Chickenhawk highlighted the effectiveness of the Viet Cong and North Vietnamese (and the tough ROK troops' on the anti-communist side in Vietnam), and contrasted it with the lack of equivalent mental toughness of the troops and people who lost despite superior technology. It set me  worrying about just the issues which I understand Ferguson covers in his book.



There are two forces at work here. One is Government over-reach. Elected representatives cannot help but engage themselves in solving problems that Government has no business engaging in. The second is the increasing abandonment of personal responsibility, and the outsourcing of decision making in our personal lives to the State.
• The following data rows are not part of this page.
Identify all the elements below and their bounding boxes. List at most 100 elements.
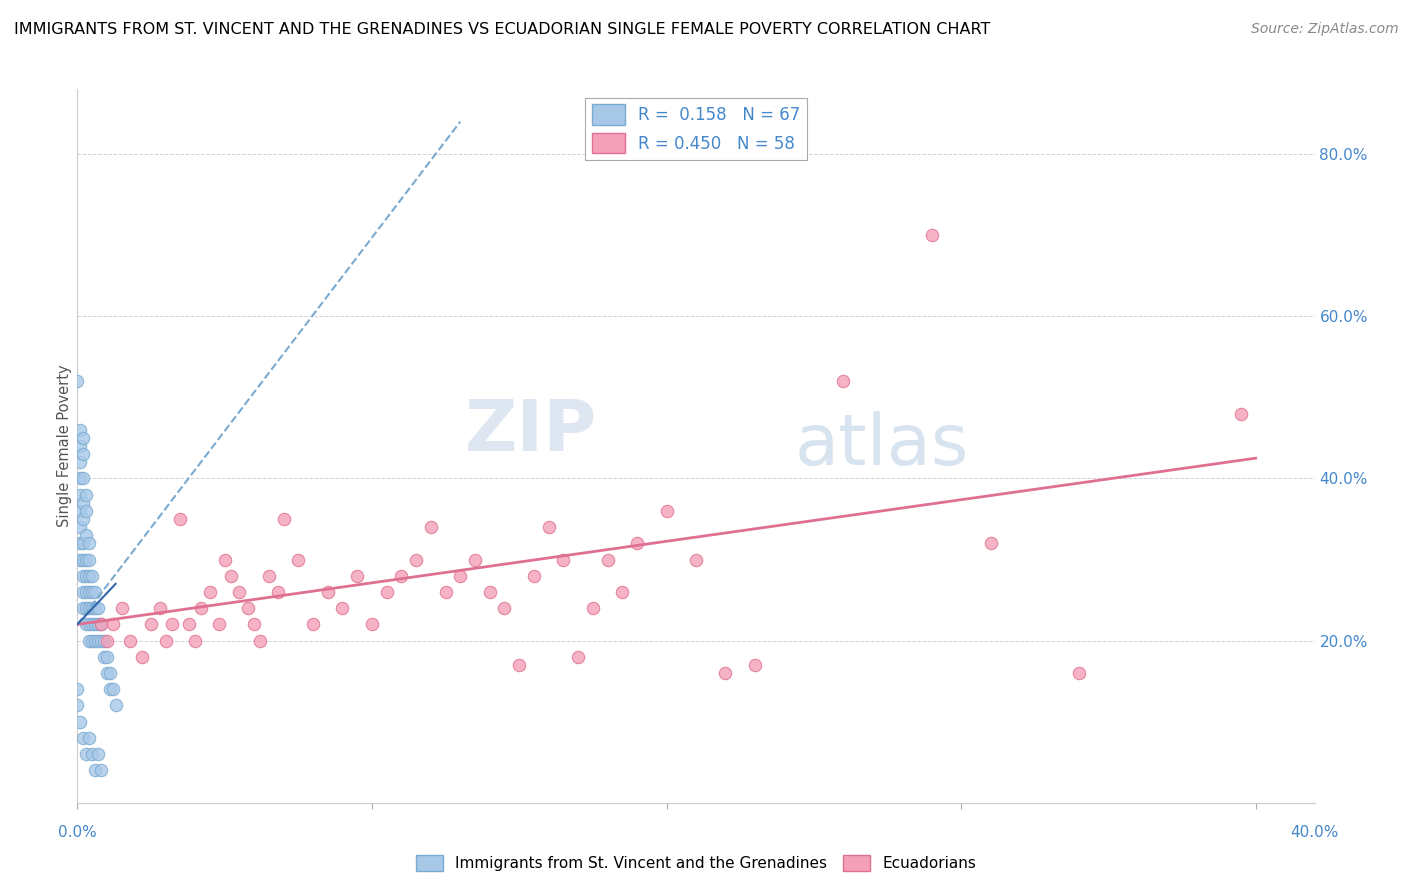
Point [69,455,91,469]
Point [96,666,118,681]
Point [464,552,486,566]
Point [72,496,94,510]
Point [87,633,110,648]
Point [478,585,501,599]
Text: 0.0%: 0.0% [58,825,97,840]
Point [612,585,634,599]
Point [69,552,91,566]
Point [84,601,107,615]
Point [69,714,91,729]
Point [832,374,855,388]
Point [921,228,943,243]
Point [361,617,384,632]
Point [84,633,107,648]
Point [626,536,648,550]
Point [75,617,97,632]
Point [87,617,110,632]
Point [184,633,207,648]
Point [84,585,107,599]
Point [75,528,97,542]
Point [80,633,103,648]
Point [84,764,107,778]
Point [228,585,250,599]
Point [567,649,589,664]
Text: Source: ZipAtlas.com: Source: ZipAtlas.com [1251,22,1399,37]
Point [302,617,325,632]
Point [69,520,91,534]
Text: IMMIGRANTS FROM ST. VINCENT AND THE GRENADINES VS ECUADORIAN SINGLE FEMALE POVER: IMMIGRANTS FROM ST. VINCENT AND THE GREN… [14,22,990,37]
Point [332,601,354,615]
Point [744,657,766,672]
Point [190,601,212,615]
Point [80,617,103,632]
Text: ZIP: ZIP [465,397,598,467]
Point [96,649,118,664]
Point [90,617,112,632]
Point [494,601,516,615]
Point [523,568,546,582]
Point [90,764,112,778]
Point [208,617,231,632]
Point [537,520,560,534]
Point [243,617,266,632]
Point [655,504,678,518]
Point [155,633,177,648]
Point [69,536,91,550]
Point [72,512,94,526]
Point [179,617,201,632]
Point [77,601,100,615]
Point [75,747,97,761]
Point [69,488,91,502]
Point [77,633,100,648]
Point [685,552,707,566]
Point [375,585,398,599]
Point [104,698,127,713]
Point [419,520,441,534]
Text: 40.0%: 40.0% [1291,825,1339,840]
Point [98,666,121,681]
Point [75,601,97,615]
Y-axis label: Single Female Poverty: Single Female Poverty [56,365,72,527]
Point [72,601,94,615]
Point [75,568,97,582]
Point [75,552,97,566]
Point [266,585,288,599]
Point [508,657,530,672]
Point [66,698,89,713]
Point [72,431,94,445]
Point [389,568,412,582]
Point [287,552,309,566]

The comfort of slavery is that your meals are guaranteed. The risk of personal responsibility is that you have to fend for yourself.

In a risk averse culture, soft slavery (with meals guaranteed) appears preferable to the uncertainty of personal responsibility.

  • Robert M
  • June 24th, 2013
  • 4:11 pm

I regard Niall Fergusson as like a lot of the more noted British academics and journalists who take up posts with US universities or magazines, as more pro USA and supportive of US cultural values than any real Americans. I recently listened to Niall Fergusson on Chinese Tv9 in an interview about whether the US would accept China rising to equal status and Niall answered that America’s core value was liberty not equality and I would agree, as would many other members of my family, but few others NZers, would.
In terms of the extract from Wall St Journal the reality is most people and most intelligent people haven’t got time for community and professional organization as they prefer to devote most of their time to work related activity or the pursuit of sex. The days of the big society, clubs and cultural organisations was partly of a simpler time where people wanted less and less was allowed. However many of these professional organisations and even church groups were really clubs where the elite could segregate themselves from the rest of society and far less about good works, big brother society or religion.
Also my own view is that many able and intelligent people and intelligent women prefer individual life and really only want to meet people, even possibly their husband for sex and coffee. My own view is many women do not really want to marry, but do so only for social acceptability and for the father to be a sort of cuckoo bird regardless of whether he is the real father, who the women will tolerate for just long enough as she see’s as necessary for her son’s and occasionally daughters interest.
In terms of the Vietnam war, my own view an d I think McNamara’s, the war is not really fought to win or for NZ or Australia’s interest- but to give a ferocious indication to China and Russia that the US was really prepared to fight and hit them hard if necessary. To me the Vietnam war is fought by the US on a percentage atrocity basis, so the kill ratio, is the real criterion and ultimately Nixon wins the 1972 election by the ferocity of Operation Linebacker where Le Mays plans for the smashing of Nth Vietnamese military infrastructure is partly implemented, the dykes smashed and last USN gun cruisers conduct a massive gun assault more ferocious than D day, the power of gun cruisers like the Newport News hitting ruthlessly and giving massive gunfire support to the last US troops. McNamara deliberately decided to downgrade the intellectual and social capability of the US forces for Vietnam and post Vietnam because they would not complain about the savage way Villages and towns would be systematically destroyed – in the percentage atrocity war plan although of course the Rand Corp would never have been so literal. The sons of the elite were still present in the US military and for Vietnam , McNamara was right the likes of John Kerry and many of those who later served in the senate were essentially appalled and sickened by the way the war was fought. It was cold war calibrated escalation not a victory plan. However since Vietnam, the lack of really able middle and upper classes throughout the US military is increasingly disastrous as the war against terrorism and Islamic fundamentalism is a war to defend middle class interest and the right to unlimited freedom, it is a war against egalitarianism and the power of ordinary men and ordinary man can not really fight it well.